I received a communiqué from one Father Stephen on Saturday, taking issue with my use of mild profanity in one of last week’s posts. It read like so:
Et tu, Joe?
“Though Saccharomyces cerevisiae is one bad M.F. microbe,….”
Oh Joooooooooe! It seems there are fewer and fewer places we can go without the “cool” language. M.F. microbe? Well, in the land of casual, pervasive pornography, I suppose we should think of this as just a mild nothing. Frankly, I think the bad language trend smells like that bad starter you described.
Being a former altar boy, this kind of criticism cuts deeply. However I was pleased that my friend noticed the difference between myself and most other bloggers out there. Namely, that I don’t “work blue”, and not just because my mother is a reader. I generally only lapse into scatology for comedic effect, but here it seems my poor attempt at an homage to the movie Shaft fell flat.

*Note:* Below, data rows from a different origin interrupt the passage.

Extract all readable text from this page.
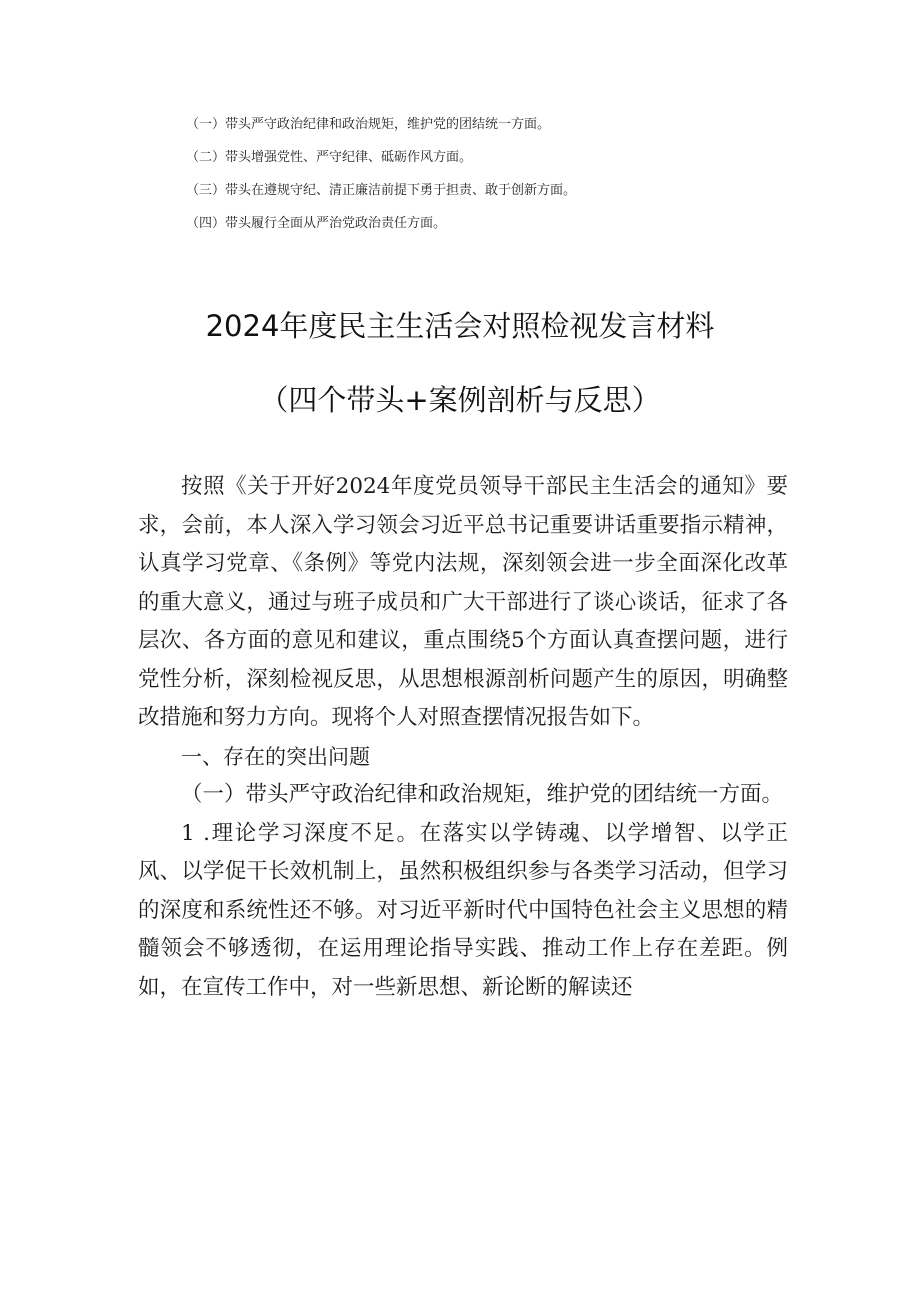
（一）带头严守政治纪律和政治规矩，维护党的团结统一方面。
（二）带头增强党性、严守纪律、砥砺作风方面。
（三）带头在遵规守纪、清正廉洁前提下勇于担责、敢于创新方面。
（四）带头履行全面从严治党政治责任方面。
2024年度民主生活会对照检视发言材料
（四个带头+案例剖析与反思）

按照《关于开好2024年度党员领导干部民主生活会的通知》要求，会前，本人深入学习领会习近平总书记重要讲话重要指示精神，认真学习党章、《条例》等党内法规，深刻领会进一步全面深化改革的重大意义，通过与班子成员和广大干部进行了谈心谈话，征求了各层次、各方面的意见和建议，重点围绕5个方面认真查摆问题，进行党性分析，深刻检视反思，从思想根源剖析问题产生的原因，明确整改措施和努力方向。现将个人对照查摆情况报告如下。

一、存在的突出问题

（一）带头严守政治纪律和政治规矩，维护党的团结统一方面。

1 .理论学习深度不足。在落实以学铸魂、以学增智、以学正风、以学促干长效机制上，虽然积极组织参与各类学习活动，但学习的深度和系统性还不够。对习近平新时代中国特色社会主义思想的精髓领会不够透彻，在运用理论指导实践、推动工作上存在差距。例如，在宣传工作中，对一些新思想、新论断的解读还
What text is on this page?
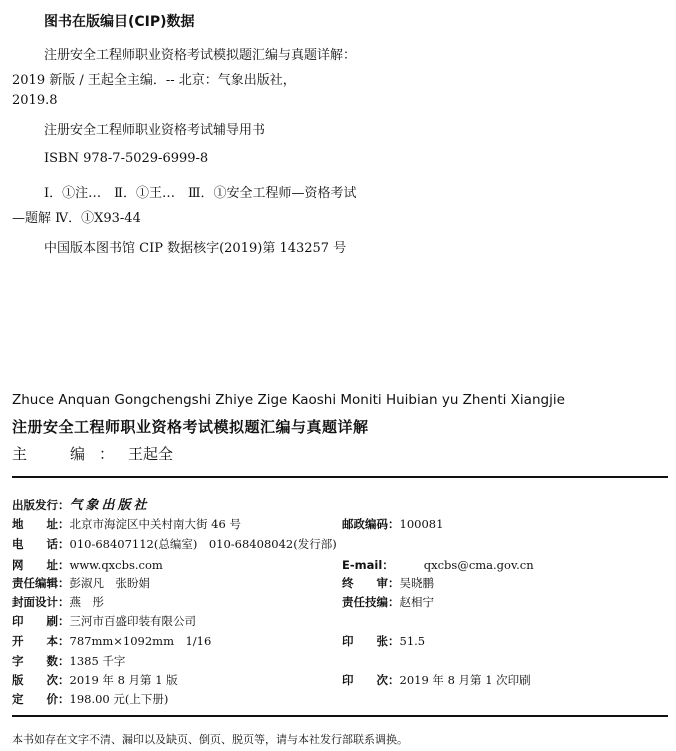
图书在版编目(CIP)数据
注册安全工程师职业资格考试模拟题汇编与真题详解：
2019 新版 / 王起全主编．-- 北京：气象出版社，
2019.8
注册安全工程师职业资格考试辅导用书
ISBN 978-7-5029-6999-8
Ⅰ．①注…　Ⅱ．①王…　Ⅲ．①安全工程师—资格考试
—题解 Ⅳ．①X93-44
中国版本图书馆 CIP 数据核字(2019)第 143257 号
Zhuce Anquan Gongchengshi Zhiye Zige Kaoshi Moniti Huibian yu Zhenti Xiangjie
注册安全工程师职业资格考试模拟题汇编与真题详解
主　编：王起全
出版发行：气象出版社
地　　址：北京市海淀区中关村南大街 46 号	邮政编码：100081
电　　话：010-68407112(总编室)　010-68408042(发行部)
网　　址：www.qxcbs.com	E-mail：	qxcbs@cma.gov.cn
责任编辑：彭淑凡　张盼娟	终　　审：吴晓鹏
封面设计：燕　彤	责任技编：赵相宁
印　　刷：三河市百盛印装有限公司
开　　本：787mm×1092mm　1/16	印　　张：51.5
字　　数：1385 千字
版　　次：2019 年 8 月第 1 版	印　　次：2019 年 8 月第 1 次印刷
定　　价：198.00 元(上下册)
本书如存在文字不清、漏印以及缺页、倒页、脱页等，请与本社发行部联系调换。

It reminds me of my grade school days back home in Chicago. My buddy Dennis and I were serving 6:30 A.M. mass before school, something none of us very much liked to do, since it required getting up at “dark thirty” (as they say here in Kentucky) then rushing home for breakfast and back before the bell rang. One day, out of either fatigue or boredom, Dennis and I decided we’re wear our black cassock gowns backwards for a lark. No one usually came to mass at that hour, so who would really notice? Turns out our old-school cigar-chewing South side pastor Father Lence noticed, and we found ourselves serving 6:30 mass every day that week. I’ve never crossed the clergy since.
As it happens, Dennis is a priest himself now. I myself came close by becoming a food blogger.